Don't tell people what to do, says Ian Simmons.
In an age where virtually limitless quantities of information are at hand instantly to anyone holding a smartphone, the established style of hands-on science exhibit that tries to inform users about an aspect of science is becoming dated. Instead, there is potential for a new kind of hands-on exhibition grounded in the natural behaviours of science centre visitors.
People take away impressions, iconic experiences and inspiration from exhibitions, much more than facts and information. Using this, we can encourage them to develop the core skills of science without setting up barriers to participation. This is what we have attempted at the Centre for Life with our recent Curiosity Zone.
To develop this exhibition Life recognised that people construct knowledge for themselves, rather than passively absorb what’s fed to them, and they learn to learn as they learn. We also acknowledged that people need physical activities that engage the mind as well as the hands to learn; they need to talk to learn, and need the time to play with and ponder new ideas.
In taking this route we were inspired by work done at the Exploratorium in San Francisco, where their APE (Active Prolonged Engagement) project looked deeply into the nature of people’s interaction with hands-on exhibits. They produced a series of principles for improving this interaction to give users a more engaging experience that increases the time they spend interacting with exhibits.
This also chimed in with the Reggio Emilia approach to education, developed in Italy, which sees people as the protagonists of their learning, not just passive receptacles. Its practitioners believe that learning is best done in a group setting so people can share views and experiences and where they have the opportunity to make, and learn from, their mistakes.
For schools, this approach had clear connections to the English National Curriculum section on the process of science. It also takes on board the work done by researchers such as Alison Gopnik at the University of California, Berkeley, and Natasha Kirkham at Birkbeck College, London, on scientific behaviour in very young children. Another inspiration is an ongoing longitudinal study (the ASPIRES project) at King’s College London into children’s motivations and aspirations around science.

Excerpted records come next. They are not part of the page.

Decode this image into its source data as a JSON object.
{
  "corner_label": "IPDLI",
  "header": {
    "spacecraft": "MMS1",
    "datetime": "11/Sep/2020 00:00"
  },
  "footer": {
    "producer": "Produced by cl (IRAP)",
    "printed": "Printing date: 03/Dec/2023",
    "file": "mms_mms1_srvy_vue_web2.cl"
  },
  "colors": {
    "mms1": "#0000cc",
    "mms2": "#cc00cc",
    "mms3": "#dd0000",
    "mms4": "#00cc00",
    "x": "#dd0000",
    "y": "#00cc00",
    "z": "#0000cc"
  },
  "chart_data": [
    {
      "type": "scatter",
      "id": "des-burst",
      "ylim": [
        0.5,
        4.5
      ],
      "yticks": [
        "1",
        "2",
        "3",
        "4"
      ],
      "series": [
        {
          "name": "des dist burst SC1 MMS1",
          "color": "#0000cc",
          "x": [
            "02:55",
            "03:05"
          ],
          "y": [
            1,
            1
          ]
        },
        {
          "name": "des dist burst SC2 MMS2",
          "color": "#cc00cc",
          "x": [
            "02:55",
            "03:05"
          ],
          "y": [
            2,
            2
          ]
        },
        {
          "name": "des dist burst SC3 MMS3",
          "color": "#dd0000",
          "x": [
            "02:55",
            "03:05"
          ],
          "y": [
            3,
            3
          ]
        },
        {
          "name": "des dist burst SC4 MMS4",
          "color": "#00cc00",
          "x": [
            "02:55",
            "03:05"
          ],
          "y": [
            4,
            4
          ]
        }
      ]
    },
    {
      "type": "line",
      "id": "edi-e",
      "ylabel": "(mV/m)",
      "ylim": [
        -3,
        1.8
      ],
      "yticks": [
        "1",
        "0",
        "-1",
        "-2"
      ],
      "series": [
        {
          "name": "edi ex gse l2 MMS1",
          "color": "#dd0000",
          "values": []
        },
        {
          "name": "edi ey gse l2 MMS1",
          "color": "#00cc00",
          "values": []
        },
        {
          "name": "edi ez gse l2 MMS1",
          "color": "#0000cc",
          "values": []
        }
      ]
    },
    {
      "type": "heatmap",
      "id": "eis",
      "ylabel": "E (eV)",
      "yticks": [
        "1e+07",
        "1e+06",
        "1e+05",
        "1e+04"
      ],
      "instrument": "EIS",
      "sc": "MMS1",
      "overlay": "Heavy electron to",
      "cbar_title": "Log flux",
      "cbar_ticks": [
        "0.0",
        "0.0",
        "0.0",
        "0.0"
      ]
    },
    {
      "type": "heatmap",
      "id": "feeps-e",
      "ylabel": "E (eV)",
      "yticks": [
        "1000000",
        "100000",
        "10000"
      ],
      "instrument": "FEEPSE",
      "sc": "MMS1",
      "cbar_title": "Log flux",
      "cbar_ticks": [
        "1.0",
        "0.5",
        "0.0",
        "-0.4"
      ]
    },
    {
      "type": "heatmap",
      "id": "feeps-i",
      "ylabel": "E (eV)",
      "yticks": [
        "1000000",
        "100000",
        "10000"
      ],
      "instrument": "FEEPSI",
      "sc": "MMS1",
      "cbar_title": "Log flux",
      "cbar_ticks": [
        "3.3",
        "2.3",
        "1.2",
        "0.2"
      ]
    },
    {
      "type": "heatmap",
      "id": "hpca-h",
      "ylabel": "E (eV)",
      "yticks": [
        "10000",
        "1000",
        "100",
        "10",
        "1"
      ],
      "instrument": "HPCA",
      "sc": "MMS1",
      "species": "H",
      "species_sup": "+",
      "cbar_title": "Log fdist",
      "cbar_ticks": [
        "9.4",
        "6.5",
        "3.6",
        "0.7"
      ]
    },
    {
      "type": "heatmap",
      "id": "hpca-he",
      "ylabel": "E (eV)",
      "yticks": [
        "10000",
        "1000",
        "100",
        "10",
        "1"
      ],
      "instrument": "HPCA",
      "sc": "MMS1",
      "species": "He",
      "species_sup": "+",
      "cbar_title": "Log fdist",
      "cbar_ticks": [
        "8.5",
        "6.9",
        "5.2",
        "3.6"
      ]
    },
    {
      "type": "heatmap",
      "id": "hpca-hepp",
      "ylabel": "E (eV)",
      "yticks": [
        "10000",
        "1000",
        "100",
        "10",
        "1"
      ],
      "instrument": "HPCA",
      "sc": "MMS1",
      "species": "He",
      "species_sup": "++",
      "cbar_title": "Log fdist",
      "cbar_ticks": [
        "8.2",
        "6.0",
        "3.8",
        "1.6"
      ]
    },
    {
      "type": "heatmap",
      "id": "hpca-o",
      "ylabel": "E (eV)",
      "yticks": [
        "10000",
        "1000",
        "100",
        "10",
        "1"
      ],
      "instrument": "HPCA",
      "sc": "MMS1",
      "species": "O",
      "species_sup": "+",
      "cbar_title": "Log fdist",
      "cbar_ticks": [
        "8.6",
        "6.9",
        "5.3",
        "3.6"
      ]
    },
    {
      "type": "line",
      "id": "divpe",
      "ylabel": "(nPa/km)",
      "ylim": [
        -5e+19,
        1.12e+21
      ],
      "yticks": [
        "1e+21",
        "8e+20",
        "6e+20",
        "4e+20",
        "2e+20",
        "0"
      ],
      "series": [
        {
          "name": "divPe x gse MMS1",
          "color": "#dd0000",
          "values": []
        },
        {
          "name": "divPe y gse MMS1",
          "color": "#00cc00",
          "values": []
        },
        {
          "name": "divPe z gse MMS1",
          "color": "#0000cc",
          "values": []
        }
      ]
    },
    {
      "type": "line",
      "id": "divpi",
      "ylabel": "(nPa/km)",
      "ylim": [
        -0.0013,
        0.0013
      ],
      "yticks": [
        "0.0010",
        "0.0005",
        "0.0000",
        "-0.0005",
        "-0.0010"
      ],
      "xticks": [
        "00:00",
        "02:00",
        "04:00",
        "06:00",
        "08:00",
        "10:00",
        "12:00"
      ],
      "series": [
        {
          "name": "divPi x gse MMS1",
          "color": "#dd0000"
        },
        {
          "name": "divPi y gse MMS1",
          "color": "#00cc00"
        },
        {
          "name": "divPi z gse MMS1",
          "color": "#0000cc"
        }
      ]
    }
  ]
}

We also considered audience research from science centres across the world, such as work from Explora in Albuquerque, New Mexico about the use of partitions to enhance engagement.
Communication by appearance
Building on all these sources of inspiration we did not start with some scientific concepts we wanted people to learn. Instead, we created a list of skills and behaviours that we wanted our exhibits to encourage. They included observation, exploration, pattern recognition, experimentation, mental modelling and hypothesis making.

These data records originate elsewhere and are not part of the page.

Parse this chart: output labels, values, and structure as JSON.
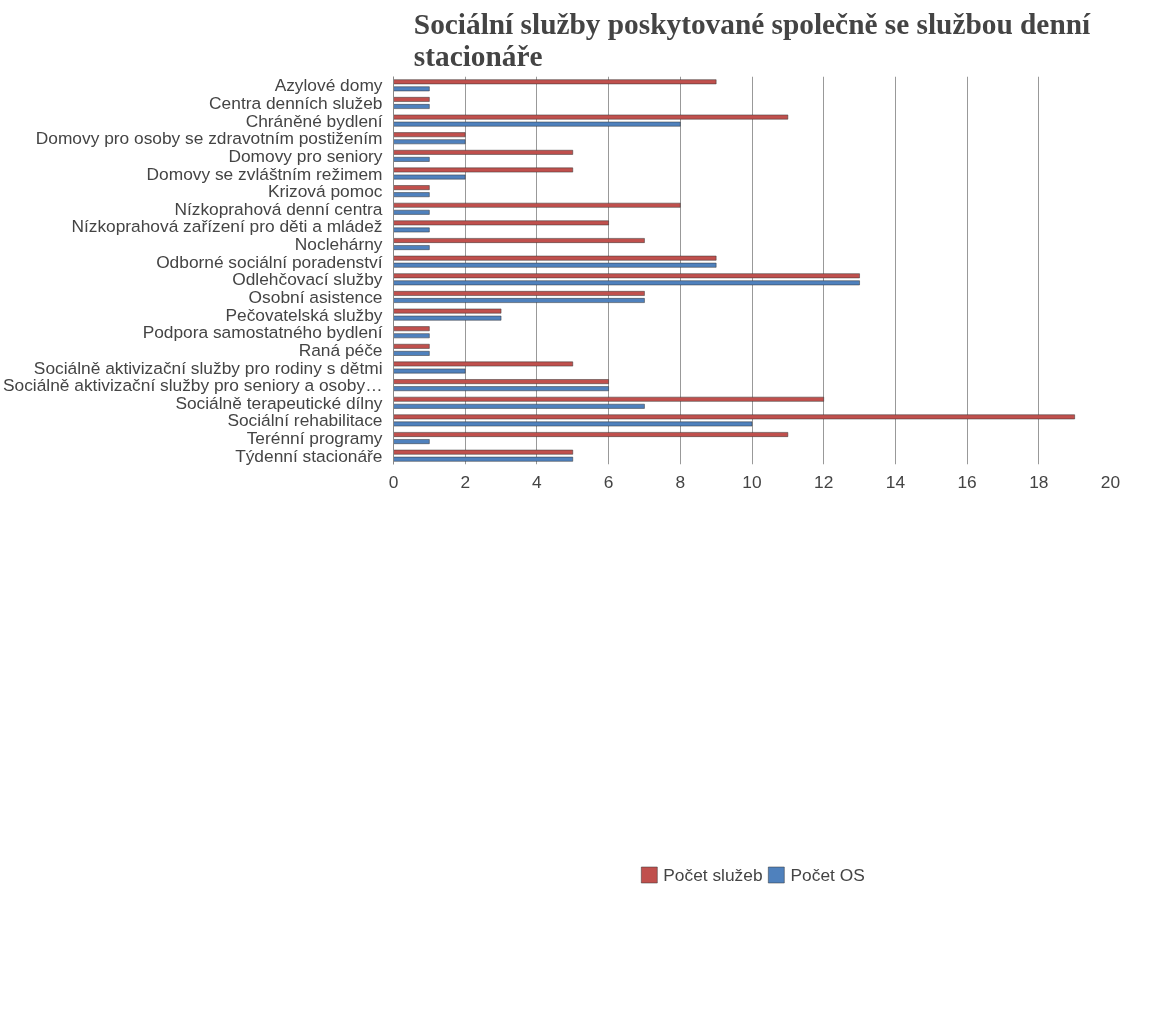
{
  "chart_data": {
    "type": "bar",
    "orientation": "horizontal",
    "title": "Sociální služby poskytované společně se službou denní stacionáře",
    "categories": [
      "Azylové domy",
      "Centra denních služeb",
      "Chráněné bydlení",
      "Domovy pro osoby se zdravotním postižením",
      "Domovy pro seniory",
      "Domovy se zvláštním režimem",
      "Krizová pomoc",
      "Nízkoprahová denní centra",
      "Nízkoprahová zařízení pro děti a mládež",
      "Noclehárny",
      "Odborné sociální poradenství",
      "Odlehčovací služby",
      "Osobní asistence",
      "Pečovatelská služby",
      "Podpora samostatného bydlení",
      "Raná péče",
      "Sociálně aktivizační služby pro rodiny s dětmi",
      "Sociálně aktivizační služby pro seniory a osoby…",
      "Sociálně terapeutické dílny",
      "Sociální rehabilitace",
      "Terénní programy",
      "Týdenní stacionáře"
    ],
    "series": [
      {
        "name": "Počet služeb",
        "color": "#c0504d",
        "values": [
          9,
          1,
          11,
          2,
          5,
          5,
          1,
          8,
          6,
          7,
          9,
          13,
          7,
          3,
          1,
          1,
          5,
          6,
          12,
          19,
          11,
          5
        ]
      },
      {
        "name": "Počet OS",
        "color": "#4f81bd",
        "values": [
          1,
          1,
          8,
          2,
          1,
          2,
          1,
          1,
          1,
          1,
          9,
          13,
          7,
          3,
          1,
          1,
          2,
          6,
          7,
          10,
          1,
          5
        ]
      }
    ],
    "xlim": [
      0,
      20
    ],
    "xticks": [
      0,
      2,
      4,
      6,
      8,
      10,
      12,
      14,
      16,
      18,
      20
    ],
    "grid": "x",
    "legend": "bottom"
  }
}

We also wanted the exhibits to be able to communicate what they do by their appearance, so that they could function without instruction labels. This is partly because visitors rarely read exhibit labels anyway, but also because we wanted to emphasize the fact that the inspiration for what people should do should come from the users themselves, rather than being instructions handed down from the official voice of authority. You can’t empower people by telling them what to do.

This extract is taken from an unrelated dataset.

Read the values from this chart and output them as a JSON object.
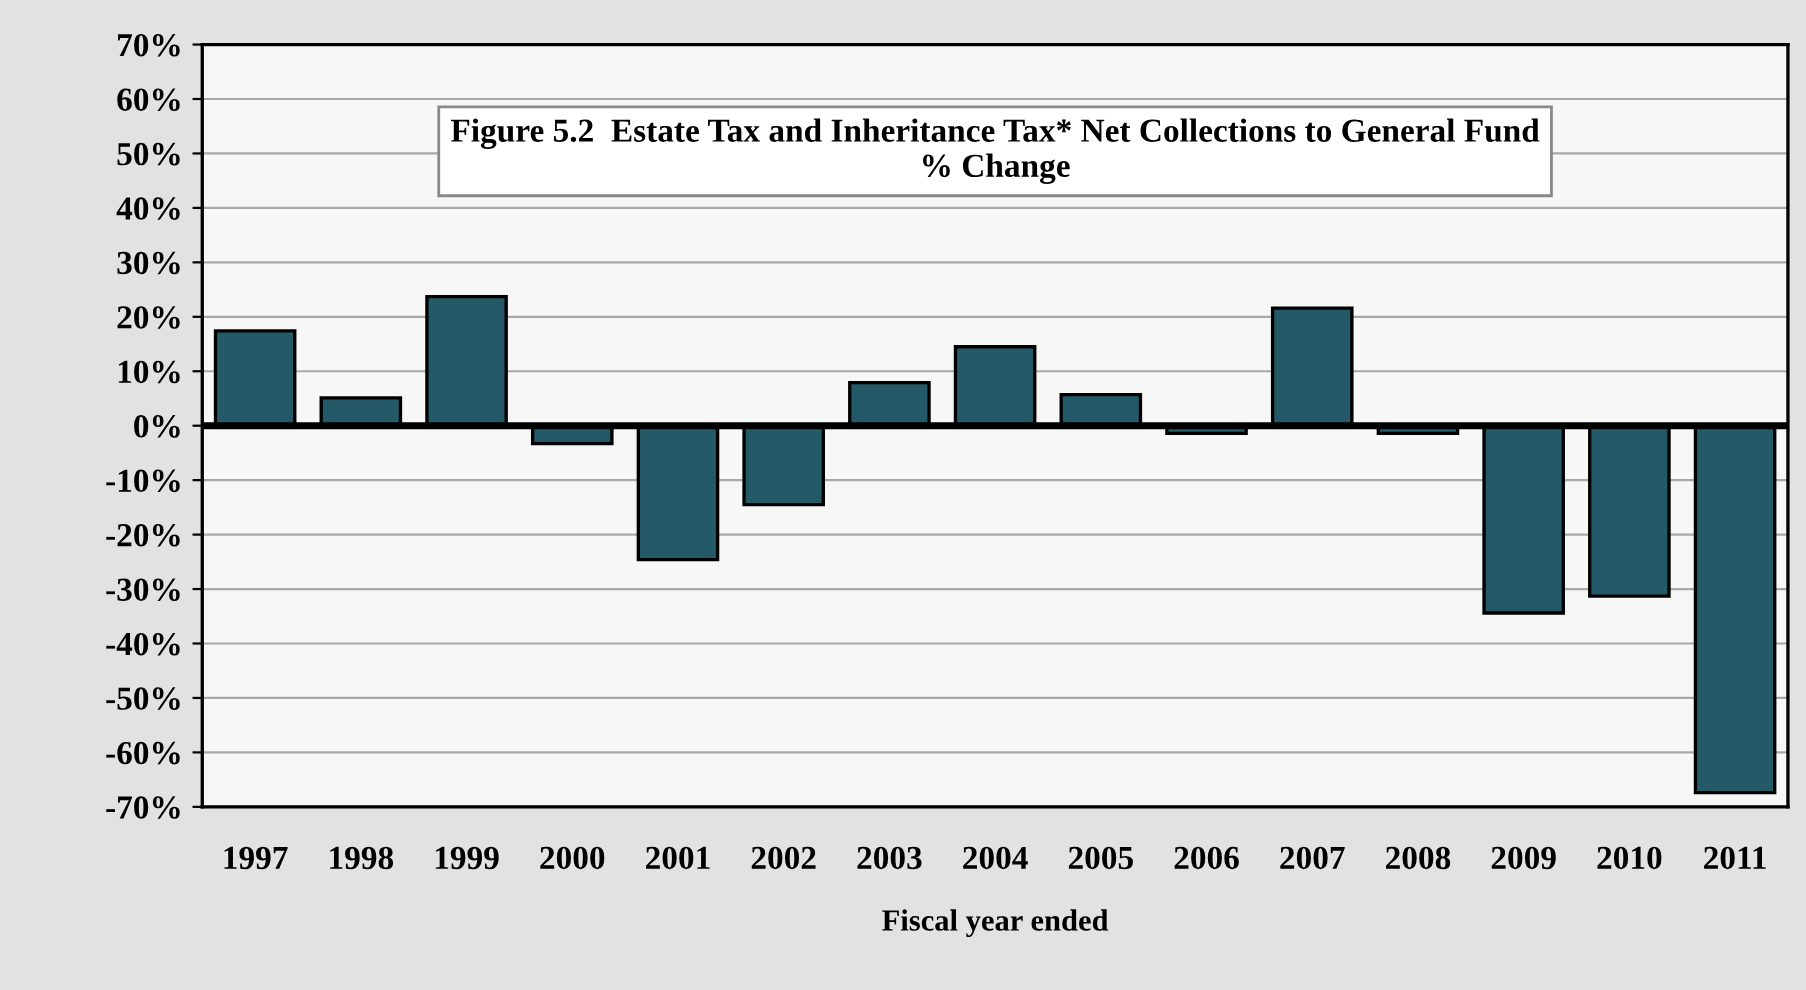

Life opened Curiosity in our Temporary exhibition space for a beta test last summer, and it has now moved to a permanent location at the entrance to the centre. Visitor behaviour and preliminary evaluations suggest that it is living up to expectations, with users routinely exploring an exhibit for 10 or even 20 minutes at a time and giving Life visitors a whole new perspective on science. As one said, ‘As a non-scientist I felt I was working parts of my brain that had remained dormant since school. It’s sort of an exhilarating feeling.’